- Right fielder
- Born: December 7, 1996 (age 28) Lawrence, Kansas, U.S.
- Bats: LeftThrows: Right

= Greyson Jenista =

American baseball player (born 1996)

Greyson Douglas Jenista (born December 7, 1996) is an American former professional baseball right fielder. Jenista attended De Soto High School in De Soto, Kansas, and Wichita State University, where he played college baseball for the Wichita State Shockers.

==Career==
===Amateur===
In 2017, he played collegiate summer baseball for the Cotuit Kettleers of the Cape Cod Baseball League and was named the league's most valuable player.

===Atlanta Braves===
The Atlanta Braves selected Jenista in the second round, with the 49th overall selection, of the 2018 Major League Baseball draft. He signed and played ten games for the Danville Braves of the Rookie-level Appalachian League, and was promoted to the Rome Braves of the Single–A South Atlantic League. After 32 games in Rome, he was promoted to the Florida Fire Frogs of the High–A Florida State League. In 61 total games between the two teams, he hit .265 with four home runs and 34 RBIs. He returned to Florida to begin 2019, and was promoted to the Double–A Mississippi Braves in June. Over 130 games between both teams, he batted .233 with nine home runs and 55 RBIs. He was selected to play in the Arizona Fall League for the Scottsdale Scorpions following the season.

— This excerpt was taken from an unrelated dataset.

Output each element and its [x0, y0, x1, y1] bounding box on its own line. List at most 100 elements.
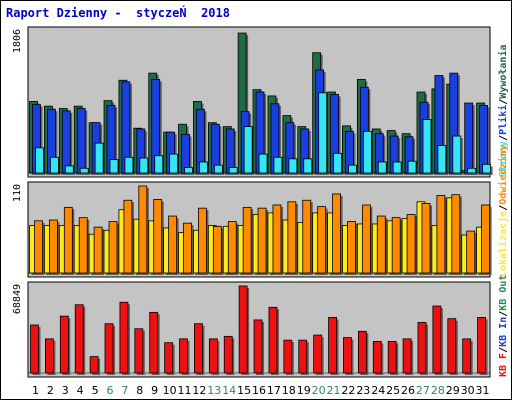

Jenista did not play in a game in 2020 due to the cancellation of the minor league season because of the COVID-19 pandemic. He returned to action in 2021, playing in 89 games for Double–A Mississippi and hitting .216/.344/.465 with 19 home runs and 42 RBI. Jenista spent the 2022 season with the Triple–A Gwinnett Stripers. Appearing in 96 games, he hit .206/.269/.374 with 14 home runs and 33 RBI. He was released by the Braves organization on March 28, 2023.

===Kansas City Royals===
On May 13, 2023, Jenista signed a minor league contract with the Kansas City Royals organization. In 27 games split between the Double–A Northwest Arkansas Naturals and Triple–A Omaha Storm Chasers, he accumulated a .179/.264/.358 batting line with 3 home runs and 6 RBI. On July 4, Jenista was released by the Royals.